Dyson appeared before an independent three-man disciplinary panel into an alleged “serious breach of regulations” following his disqualification from the BMW Masters in China in October.
The panel, sitting at the European Tour’s headquarters in Wentworth yesterday, upheld the charge of breaching the regulations, but added it was a “momentary aberration on his part, not a premeditated act of cheating”.
The panel banned Dyson for two months, a ban suspended for the next 18 months, and fined him £30,000. He was also asked to pay £7,500 towards the European Tour’s legal costs.
But the report also declared that “there was no history of misconduct on the part of Dyson in his 14 years on the Tour”.
The 35-year-old York-born ace told The Press he was satisfied at the outcome of the panel, whose hearing lasted more than five hours before the final decision was reached.
Said Dyson: “It’s a shame that it had to come to this, but I am very satisfied with the result.
“The panel have said I am not a cheat and I am very pleased about that. I can just get on with playing golf now, which is all I want to do.”
The panel was convened after an incident on the eighth hole of the second round of the BMW Masters in Shanghai, where Dyson was seen by a television viewer to have allegedly repaired a spike mark with his ball. He had not signed for a two-shot penalty on his card and was subsequently disqualified.
He fully accepted the disqualification, adding in a later statement from his management company that it had been “an accidental mistake”, saying how he had “never deliberately broken the rules either on this occasion or in the past”.

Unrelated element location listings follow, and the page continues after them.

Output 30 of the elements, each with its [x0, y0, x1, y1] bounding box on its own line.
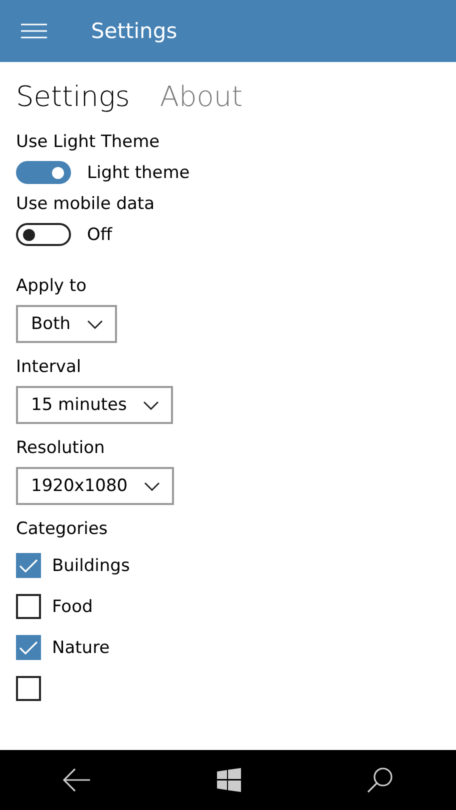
chevron-down-icon — [142, 400, 159, 410]
dropdown[interactable]: 15 minutes — [16, 386, 173, 424]
setting-heading: Use Light Theme — [16, 132, 161, 152]
toggle-label: Light theme — [87, 162, 190, 182]
chevron-down-icon — [86, 320, 103, 328]
windows-icon — [217, 768, 241, 792]
section-heading: Categories — [16, 519, 109, 539]
app-title: Settings — [91, 19, 178, 43]
toggle-label: Off — [87, 224, 112, 244]
tab[interactable]: Settings — [16, 80, 130, 112]
checkbox-label: Buildings — [52, 556, 130, 576]
tab[interactable]: About — [160, 80, 243, 112]
search-icon — [367, 767, 393, 793]
checkbox[interactable] — [16, 553, 41, 578]
setting-heading: Use mobile data — [16, 194, 156, 214]
checkbox[interactable] — [16, 635, 41, 660]
checkbox-label: Nature — [52, 638, 110, 658]
checkbox-label: Food — [52, 596, 93, 616]
toggle-switch[interactable] — [16, 161, 71, 184]
field-label: Resolution — [16, 438, 106, 458]
field-label: Interval — [16, 357, 82, 377]
dropdown[interactable]: Both — [16, 305, 117, 343]
checkbox[interactable] — [16, 594, 41, 619]
field-label: Apply to — [16, 276, 88, 296]
chevron-down-icon — [144, 482, 160, 490]
toggle-switch[interactable] — [16, 223, 71, 246]
checkbox[interactable] — [16, 676, 41, 701]
back-arrow-icon — [63, 768, 91, 792]
menu-icon — [21, 23, 47, 39]
dropdown[interactable]: 1920x1080 — [16, 467, 174, 505]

Dyson revealed to The Press that the five weeks since his untimely exit from the BMW Masters tournament had been “horrible”.
The disciplinary panel had the power to impose a wide range of punishments from mere censure to a lengthy suspension from the European Tour, and there were rumours going around the sport he could indeed be hit by a three-month ban.
Said a relieved Dyson, who marked the second event of the 2014 European Tour tied for third place in the Alfred Dunhill Championship in South Africa last week: “It has been a horrible five weeks. But I could not have played as well as I did last week in South Africa if I had not had a guilt-free conscience.
“All I wanted to do is to keep on playing golf and I hope that when I return to playing after the holiday period I can start the 2014 year as well as I have finished the end of this year on the 2014 tour.”
The panel, which was chaired by Ian Mill QC, issued a statement which said: “The panel decided....to impose upon Mr Dyson a period of suspension from the Tour of two months, but to suspend its operation for a period of 18 months.
“The effect of this is that, if during that 18-month period, Mr Dyson commits any breach of the Rules of Golf, his case will be referred back to the panel to determine whether in the circumstances the suspension should immediately become effective.”
The panel, which was made up of former European Tour player Gordon Brand Jnr and football’s League Managers’ Association chief executive Richard Bevan, found that Dyson deliberately pressed down the spike mark despite knowing it was against the rules.
According to the panel, the “extreme seriousness” of such an offence “in the appropriate case” would warrant an immediate suspension, but Dyson’s previous good conduct and the fact that it was a “momentary aberration on his part, not a premeditated act of cheating” was taken into consideration.